Selection of Trees
Guidance for Planting Trees within the UPZ, in the Opposite Public Right-of-way
and on Private Land
and on Private Land
Within the UPZ: Any new tree to be planted in the UPZ should be compatible with the utility infrastructure, known as a "right tree/ right place" tree. The UPZ is a defined rectangular space that is bounded by a horizontal line 8 feet out from the outermost wire or conductor on either side of the distribution system, from ground to sky. Care should also be taken not to plant a tree on private property that could encroach into the UPZ in a way that would require pruning. A chart included in the State Vegetation Management Report lists trees and shrubs that are compatible with the utility infrastructure.
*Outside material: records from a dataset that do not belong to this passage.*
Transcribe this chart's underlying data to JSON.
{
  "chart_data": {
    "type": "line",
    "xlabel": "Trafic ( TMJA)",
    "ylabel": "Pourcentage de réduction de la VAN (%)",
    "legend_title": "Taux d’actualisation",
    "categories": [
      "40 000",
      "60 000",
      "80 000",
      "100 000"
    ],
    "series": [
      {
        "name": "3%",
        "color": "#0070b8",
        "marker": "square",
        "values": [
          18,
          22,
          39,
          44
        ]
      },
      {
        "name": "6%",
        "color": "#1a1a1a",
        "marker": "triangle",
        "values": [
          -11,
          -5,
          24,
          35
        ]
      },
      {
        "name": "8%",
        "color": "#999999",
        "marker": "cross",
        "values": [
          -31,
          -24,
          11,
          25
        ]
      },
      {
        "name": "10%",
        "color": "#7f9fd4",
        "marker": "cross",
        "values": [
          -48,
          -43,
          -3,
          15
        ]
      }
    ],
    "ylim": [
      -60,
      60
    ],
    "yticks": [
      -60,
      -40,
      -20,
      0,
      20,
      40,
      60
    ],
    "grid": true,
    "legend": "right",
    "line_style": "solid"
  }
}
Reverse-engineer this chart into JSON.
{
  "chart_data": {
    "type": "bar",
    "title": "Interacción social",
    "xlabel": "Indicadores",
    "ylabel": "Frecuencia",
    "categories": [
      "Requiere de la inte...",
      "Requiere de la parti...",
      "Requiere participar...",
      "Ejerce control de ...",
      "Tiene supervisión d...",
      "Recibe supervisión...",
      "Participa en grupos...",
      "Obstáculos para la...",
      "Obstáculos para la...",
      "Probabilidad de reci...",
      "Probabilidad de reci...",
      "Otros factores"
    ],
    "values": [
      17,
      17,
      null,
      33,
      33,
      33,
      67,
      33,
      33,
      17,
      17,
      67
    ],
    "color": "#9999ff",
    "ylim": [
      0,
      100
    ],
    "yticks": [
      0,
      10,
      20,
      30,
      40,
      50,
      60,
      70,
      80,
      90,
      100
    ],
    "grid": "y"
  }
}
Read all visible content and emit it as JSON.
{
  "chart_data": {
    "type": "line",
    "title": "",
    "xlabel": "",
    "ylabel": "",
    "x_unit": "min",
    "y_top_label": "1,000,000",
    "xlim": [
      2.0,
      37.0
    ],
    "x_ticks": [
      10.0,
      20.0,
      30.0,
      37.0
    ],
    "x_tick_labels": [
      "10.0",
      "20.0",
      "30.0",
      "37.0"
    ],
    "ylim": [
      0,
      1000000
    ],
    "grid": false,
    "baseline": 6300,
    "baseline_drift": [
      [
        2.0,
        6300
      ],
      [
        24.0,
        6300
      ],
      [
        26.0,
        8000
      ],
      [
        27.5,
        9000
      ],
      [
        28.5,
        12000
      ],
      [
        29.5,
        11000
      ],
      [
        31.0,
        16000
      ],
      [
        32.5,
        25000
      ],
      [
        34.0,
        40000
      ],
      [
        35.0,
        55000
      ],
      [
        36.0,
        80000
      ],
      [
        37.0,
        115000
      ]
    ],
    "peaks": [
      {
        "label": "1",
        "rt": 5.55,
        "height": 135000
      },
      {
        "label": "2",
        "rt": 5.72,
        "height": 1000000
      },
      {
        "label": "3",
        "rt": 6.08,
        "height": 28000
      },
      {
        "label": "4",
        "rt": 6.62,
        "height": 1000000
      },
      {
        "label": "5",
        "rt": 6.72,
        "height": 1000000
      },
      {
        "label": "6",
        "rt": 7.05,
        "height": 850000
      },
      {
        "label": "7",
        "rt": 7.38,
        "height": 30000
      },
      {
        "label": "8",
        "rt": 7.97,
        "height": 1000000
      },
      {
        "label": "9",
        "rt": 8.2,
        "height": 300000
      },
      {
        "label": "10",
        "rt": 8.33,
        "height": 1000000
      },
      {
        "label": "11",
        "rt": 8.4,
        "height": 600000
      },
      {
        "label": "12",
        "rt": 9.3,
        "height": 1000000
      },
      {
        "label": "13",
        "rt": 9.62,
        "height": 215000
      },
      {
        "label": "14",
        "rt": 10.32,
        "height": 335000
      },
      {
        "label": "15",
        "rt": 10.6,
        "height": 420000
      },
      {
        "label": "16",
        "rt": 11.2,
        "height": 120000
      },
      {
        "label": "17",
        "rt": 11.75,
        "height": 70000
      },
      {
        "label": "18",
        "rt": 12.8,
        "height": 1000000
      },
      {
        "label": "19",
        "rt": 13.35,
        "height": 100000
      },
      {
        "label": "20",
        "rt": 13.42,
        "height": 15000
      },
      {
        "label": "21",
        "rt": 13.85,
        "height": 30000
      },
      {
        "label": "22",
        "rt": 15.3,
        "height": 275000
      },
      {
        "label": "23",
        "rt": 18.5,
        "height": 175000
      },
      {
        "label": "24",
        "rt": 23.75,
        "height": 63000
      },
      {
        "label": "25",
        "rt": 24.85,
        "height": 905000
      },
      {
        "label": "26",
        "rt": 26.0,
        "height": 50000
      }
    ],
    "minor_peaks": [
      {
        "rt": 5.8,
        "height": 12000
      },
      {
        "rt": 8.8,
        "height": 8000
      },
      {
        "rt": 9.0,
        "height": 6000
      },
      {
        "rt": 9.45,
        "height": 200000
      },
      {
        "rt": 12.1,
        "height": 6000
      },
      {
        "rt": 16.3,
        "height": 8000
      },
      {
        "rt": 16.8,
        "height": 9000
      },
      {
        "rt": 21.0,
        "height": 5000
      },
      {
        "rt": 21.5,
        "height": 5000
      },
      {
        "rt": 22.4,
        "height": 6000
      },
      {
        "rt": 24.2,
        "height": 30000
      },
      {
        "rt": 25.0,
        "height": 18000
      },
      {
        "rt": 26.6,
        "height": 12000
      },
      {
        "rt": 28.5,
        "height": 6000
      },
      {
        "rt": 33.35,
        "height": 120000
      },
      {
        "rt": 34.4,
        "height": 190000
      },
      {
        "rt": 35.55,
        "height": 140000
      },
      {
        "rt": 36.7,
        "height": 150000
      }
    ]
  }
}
Existing tall mature trees can, however, remain if they can be pruned in accordance with professional pruning standards to be compatible with the utility infrastructure.
Within the Opposite Public Right-of-way: Recognizing that tree wardens and the DOT have care and control over trees and shrubs in their public rights-of-way pursuant to Section 23-59, C.G.S., and Section 13a-140, C.G.S., and may impose restrictions now or in the future, there are no limitations under Section 16-234, C.G.S., on planting trees that will grow tall as they mature, and which therefore provide far more benefits to private property owners and municipalities.
On Private Land: Although one may want to check municipal ordinances and guidelines, in general there are no state limitations on what trees can be planted or removed on private property by property owners.
Related Information on Tree Selection, Planting and Maintenance
For general information on selection, planting and care of trees, including trees near electric distribution wires, see CT Tree Planting and Maintenance, by the Urban Forestry Division of the CT Department of Energy and Environmental Protection (DEEP).
New Haven Urban Resource Initiative: STREET TREE CHARACTERISTIC CHART is an excellent guide to what trees are appropriate for planting along streets, especially in New Haven, and can be used elsewhere based on the detailed information provided about each tree. The chart indicates which trees may be planted under electric distribution wires.